How do I get plain text search results from indexed pdf file contents with FOS Elastica Bundle?
I'm using
ElasticSearch with Attachment-Mapper Plugin
Elastica
FOS Elastica Bundle, with Doctrine on Symfony2
So far, I've been able to get the mapper-attachment up and running. The pdf file content is indexed using this, https://github.com/FriendsOfSymfony/FOSElasticaBundle/issues/96, as a guide.
Summary of method so you don't have to read the entire github post:
1) Creates a "document" entity with a "getEncodedFile" method. Note: I only grab the file contents in this method.

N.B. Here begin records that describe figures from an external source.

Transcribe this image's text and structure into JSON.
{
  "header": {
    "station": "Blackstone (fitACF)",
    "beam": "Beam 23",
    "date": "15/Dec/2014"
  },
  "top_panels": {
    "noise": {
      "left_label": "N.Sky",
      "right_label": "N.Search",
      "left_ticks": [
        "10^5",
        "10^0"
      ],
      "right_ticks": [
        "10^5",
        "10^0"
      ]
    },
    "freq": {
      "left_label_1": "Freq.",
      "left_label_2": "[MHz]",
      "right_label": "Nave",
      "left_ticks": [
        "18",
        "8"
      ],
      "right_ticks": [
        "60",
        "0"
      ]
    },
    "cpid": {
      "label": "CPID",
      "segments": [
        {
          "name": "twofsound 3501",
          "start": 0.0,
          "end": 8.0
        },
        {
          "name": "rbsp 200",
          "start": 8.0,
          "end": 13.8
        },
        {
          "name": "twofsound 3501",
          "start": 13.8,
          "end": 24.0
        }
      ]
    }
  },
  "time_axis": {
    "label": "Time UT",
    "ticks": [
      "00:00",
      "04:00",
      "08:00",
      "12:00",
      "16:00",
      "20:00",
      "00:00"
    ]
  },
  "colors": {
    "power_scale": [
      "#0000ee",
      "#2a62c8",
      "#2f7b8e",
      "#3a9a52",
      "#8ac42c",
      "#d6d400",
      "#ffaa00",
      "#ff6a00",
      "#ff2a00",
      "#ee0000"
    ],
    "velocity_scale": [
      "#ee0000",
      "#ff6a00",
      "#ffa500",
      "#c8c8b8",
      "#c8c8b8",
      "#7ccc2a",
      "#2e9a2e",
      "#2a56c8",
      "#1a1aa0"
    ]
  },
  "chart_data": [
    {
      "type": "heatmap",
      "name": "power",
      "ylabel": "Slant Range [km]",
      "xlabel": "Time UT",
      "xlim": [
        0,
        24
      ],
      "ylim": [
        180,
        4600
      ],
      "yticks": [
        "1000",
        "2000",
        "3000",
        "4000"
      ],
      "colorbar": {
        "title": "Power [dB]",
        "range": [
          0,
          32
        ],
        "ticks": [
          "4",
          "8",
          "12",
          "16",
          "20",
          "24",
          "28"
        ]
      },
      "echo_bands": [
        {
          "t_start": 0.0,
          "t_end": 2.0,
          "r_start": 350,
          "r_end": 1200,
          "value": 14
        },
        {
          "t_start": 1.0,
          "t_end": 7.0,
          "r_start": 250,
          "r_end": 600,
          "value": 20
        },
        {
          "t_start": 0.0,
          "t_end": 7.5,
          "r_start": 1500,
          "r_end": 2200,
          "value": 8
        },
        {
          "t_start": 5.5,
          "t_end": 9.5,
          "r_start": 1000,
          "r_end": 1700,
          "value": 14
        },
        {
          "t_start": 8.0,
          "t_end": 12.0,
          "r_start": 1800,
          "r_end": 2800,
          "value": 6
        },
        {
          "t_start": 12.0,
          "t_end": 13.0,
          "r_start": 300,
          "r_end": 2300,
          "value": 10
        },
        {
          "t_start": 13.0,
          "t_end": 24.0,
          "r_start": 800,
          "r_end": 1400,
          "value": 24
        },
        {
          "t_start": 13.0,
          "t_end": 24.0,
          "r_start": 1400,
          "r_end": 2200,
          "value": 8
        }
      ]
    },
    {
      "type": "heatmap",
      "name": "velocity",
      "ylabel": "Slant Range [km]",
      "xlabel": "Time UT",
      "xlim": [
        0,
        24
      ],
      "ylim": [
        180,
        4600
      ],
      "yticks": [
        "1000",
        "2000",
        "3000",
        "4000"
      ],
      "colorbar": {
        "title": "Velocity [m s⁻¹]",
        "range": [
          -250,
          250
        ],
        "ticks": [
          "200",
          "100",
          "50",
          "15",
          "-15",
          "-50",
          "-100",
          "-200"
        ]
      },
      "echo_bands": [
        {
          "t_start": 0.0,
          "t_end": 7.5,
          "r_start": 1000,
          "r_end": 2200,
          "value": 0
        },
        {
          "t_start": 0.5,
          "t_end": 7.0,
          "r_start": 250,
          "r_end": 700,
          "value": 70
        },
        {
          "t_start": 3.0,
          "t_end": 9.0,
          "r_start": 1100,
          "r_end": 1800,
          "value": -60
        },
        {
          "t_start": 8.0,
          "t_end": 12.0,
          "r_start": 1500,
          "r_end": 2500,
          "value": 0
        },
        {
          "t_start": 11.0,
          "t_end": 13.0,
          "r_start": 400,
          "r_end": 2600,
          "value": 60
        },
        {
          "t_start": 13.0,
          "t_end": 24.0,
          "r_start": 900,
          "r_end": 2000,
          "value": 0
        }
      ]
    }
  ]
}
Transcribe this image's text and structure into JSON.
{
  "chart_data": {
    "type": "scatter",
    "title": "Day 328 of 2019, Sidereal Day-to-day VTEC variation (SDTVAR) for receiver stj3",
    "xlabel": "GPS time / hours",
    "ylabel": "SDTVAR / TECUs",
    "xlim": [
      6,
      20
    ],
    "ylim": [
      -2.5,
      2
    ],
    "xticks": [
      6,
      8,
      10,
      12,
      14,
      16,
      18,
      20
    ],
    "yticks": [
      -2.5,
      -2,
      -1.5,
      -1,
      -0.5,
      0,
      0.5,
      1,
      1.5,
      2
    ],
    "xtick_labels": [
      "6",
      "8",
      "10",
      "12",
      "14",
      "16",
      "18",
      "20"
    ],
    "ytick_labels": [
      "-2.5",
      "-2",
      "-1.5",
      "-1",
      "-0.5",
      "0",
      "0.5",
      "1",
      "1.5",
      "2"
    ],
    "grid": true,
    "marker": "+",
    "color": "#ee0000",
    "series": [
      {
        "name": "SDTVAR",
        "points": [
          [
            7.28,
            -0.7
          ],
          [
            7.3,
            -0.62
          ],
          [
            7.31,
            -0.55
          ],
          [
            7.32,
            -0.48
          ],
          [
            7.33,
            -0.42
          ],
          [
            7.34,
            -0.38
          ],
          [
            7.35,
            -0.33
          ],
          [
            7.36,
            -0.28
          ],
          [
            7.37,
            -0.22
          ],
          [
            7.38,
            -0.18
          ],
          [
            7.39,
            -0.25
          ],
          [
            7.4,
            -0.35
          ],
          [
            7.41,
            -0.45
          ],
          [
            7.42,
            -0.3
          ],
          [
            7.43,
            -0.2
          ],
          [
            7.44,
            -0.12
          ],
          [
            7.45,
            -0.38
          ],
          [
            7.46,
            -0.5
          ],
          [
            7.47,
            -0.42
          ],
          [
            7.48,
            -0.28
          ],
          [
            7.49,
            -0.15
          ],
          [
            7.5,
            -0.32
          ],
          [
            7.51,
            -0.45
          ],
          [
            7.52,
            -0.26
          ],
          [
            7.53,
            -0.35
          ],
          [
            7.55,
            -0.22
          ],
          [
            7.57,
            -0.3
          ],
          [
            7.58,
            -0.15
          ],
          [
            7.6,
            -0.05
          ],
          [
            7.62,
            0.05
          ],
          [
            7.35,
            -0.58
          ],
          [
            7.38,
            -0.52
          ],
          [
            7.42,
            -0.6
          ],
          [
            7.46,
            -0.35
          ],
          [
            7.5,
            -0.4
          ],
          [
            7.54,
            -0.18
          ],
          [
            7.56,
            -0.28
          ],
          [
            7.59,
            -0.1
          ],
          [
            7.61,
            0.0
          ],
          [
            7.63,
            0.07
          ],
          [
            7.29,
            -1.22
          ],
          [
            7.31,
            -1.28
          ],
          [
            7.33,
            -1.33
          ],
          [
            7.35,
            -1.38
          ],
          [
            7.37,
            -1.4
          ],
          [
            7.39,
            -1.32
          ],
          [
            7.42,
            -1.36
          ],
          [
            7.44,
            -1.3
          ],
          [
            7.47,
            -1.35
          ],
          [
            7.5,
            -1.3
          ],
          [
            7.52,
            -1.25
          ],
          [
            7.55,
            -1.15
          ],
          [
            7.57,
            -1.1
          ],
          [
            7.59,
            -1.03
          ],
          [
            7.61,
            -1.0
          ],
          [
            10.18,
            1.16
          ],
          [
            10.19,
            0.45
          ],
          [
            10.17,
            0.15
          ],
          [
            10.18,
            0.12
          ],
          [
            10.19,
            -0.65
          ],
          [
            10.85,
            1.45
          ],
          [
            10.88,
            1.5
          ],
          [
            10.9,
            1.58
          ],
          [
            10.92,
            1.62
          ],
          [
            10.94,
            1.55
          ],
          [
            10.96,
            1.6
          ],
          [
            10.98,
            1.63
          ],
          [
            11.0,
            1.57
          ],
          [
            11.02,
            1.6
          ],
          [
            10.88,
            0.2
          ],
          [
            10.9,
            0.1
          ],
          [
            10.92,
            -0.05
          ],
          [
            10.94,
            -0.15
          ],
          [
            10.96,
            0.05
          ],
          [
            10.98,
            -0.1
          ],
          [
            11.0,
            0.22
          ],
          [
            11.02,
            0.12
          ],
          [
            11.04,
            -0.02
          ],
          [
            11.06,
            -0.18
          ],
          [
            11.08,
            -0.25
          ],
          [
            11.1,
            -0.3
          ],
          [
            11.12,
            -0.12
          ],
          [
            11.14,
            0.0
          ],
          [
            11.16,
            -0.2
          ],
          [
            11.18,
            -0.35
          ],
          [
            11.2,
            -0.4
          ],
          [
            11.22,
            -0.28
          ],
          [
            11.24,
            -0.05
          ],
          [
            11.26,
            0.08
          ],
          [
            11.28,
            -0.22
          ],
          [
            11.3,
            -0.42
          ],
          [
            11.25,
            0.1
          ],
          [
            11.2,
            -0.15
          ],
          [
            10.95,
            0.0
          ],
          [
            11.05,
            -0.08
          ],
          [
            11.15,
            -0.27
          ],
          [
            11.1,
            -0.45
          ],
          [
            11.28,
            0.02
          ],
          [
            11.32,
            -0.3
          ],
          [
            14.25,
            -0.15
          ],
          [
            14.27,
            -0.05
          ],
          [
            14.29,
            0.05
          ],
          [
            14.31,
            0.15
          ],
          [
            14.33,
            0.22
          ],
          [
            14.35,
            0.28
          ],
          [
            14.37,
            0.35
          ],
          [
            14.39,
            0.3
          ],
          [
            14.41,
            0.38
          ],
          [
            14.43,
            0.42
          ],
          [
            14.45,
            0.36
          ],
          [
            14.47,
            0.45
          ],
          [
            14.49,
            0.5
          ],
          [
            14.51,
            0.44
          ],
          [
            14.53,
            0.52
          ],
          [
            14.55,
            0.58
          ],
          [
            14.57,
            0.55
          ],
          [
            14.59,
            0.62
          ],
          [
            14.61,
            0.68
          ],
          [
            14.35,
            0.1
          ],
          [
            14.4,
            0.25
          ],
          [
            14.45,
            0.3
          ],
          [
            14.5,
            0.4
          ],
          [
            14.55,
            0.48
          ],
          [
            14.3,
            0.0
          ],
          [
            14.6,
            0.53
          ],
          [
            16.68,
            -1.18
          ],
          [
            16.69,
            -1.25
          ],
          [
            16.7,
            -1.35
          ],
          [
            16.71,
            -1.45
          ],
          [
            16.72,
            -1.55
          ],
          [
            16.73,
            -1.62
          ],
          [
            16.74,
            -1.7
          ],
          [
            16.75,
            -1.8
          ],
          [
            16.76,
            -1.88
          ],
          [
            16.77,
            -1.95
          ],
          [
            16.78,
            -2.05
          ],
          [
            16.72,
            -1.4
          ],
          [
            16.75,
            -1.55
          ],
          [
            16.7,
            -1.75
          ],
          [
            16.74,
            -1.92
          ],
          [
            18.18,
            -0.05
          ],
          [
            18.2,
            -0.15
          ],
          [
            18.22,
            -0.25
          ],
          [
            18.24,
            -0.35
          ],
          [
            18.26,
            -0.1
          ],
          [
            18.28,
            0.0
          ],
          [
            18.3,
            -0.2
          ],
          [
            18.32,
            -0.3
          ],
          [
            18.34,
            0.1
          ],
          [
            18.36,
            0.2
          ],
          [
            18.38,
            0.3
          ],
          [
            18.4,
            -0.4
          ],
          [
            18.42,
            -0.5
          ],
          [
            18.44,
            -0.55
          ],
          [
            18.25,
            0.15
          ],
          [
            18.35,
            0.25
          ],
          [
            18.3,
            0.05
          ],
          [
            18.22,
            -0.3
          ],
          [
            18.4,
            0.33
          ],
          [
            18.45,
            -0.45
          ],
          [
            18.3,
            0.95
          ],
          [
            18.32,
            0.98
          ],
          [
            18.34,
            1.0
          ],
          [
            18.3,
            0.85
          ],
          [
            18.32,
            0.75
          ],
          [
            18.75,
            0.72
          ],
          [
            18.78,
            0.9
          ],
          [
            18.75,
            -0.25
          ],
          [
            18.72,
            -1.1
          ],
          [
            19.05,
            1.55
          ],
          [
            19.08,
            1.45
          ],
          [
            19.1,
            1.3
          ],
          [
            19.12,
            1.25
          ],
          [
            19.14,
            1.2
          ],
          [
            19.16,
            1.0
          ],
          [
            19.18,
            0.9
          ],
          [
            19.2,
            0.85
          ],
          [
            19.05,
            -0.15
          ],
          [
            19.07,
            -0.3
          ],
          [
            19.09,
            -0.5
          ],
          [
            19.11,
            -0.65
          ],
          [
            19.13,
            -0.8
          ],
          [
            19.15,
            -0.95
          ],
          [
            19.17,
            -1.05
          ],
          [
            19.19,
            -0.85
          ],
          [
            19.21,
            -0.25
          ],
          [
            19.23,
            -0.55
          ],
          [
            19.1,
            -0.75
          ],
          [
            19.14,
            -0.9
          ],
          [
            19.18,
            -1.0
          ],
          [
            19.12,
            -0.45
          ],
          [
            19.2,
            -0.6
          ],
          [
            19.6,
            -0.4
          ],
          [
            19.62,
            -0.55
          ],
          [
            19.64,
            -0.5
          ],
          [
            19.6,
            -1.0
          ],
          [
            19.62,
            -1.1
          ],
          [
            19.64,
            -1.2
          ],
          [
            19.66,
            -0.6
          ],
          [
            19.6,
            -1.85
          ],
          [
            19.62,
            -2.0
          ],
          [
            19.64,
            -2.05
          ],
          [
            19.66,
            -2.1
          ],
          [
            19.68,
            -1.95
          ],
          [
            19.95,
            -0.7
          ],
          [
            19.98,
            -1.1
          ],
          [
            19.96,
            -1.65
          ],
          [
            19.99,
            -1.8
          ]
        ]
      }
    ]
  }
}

I don't believe there is a need to base64 encode the data here as this happens later (I'm pretty sure the Elastica Document class does this).
2) Then I set up the config.yml:
types:
document:
mappings:
id: ~
encodedFile:
type: attachment
persistence:
driver: orm
model: MyBundle\Entity\Document
provider: ~
finder: ~
listener: ~
The search function returns the correct entity. When I var_dump the hybrid results, I get the correct entity, including all the fields. If I add the "setHighlight" method, nothing changes. The setHighlight method returns nothing regarding the "encodedFile" field. I did get setHighlight to work with other fields.
How do I pull the plain text search results (with some context) from the indexed base64 encoded data?
According to this stack post, Best practices for searchable archive of thousands of documents (pdf and/or xml), it seems possible.
Thanks in advance
UPDATE
So I caved. I ended up using XPDF to extract and index the text of each pdf document. Then I just run the query as normal.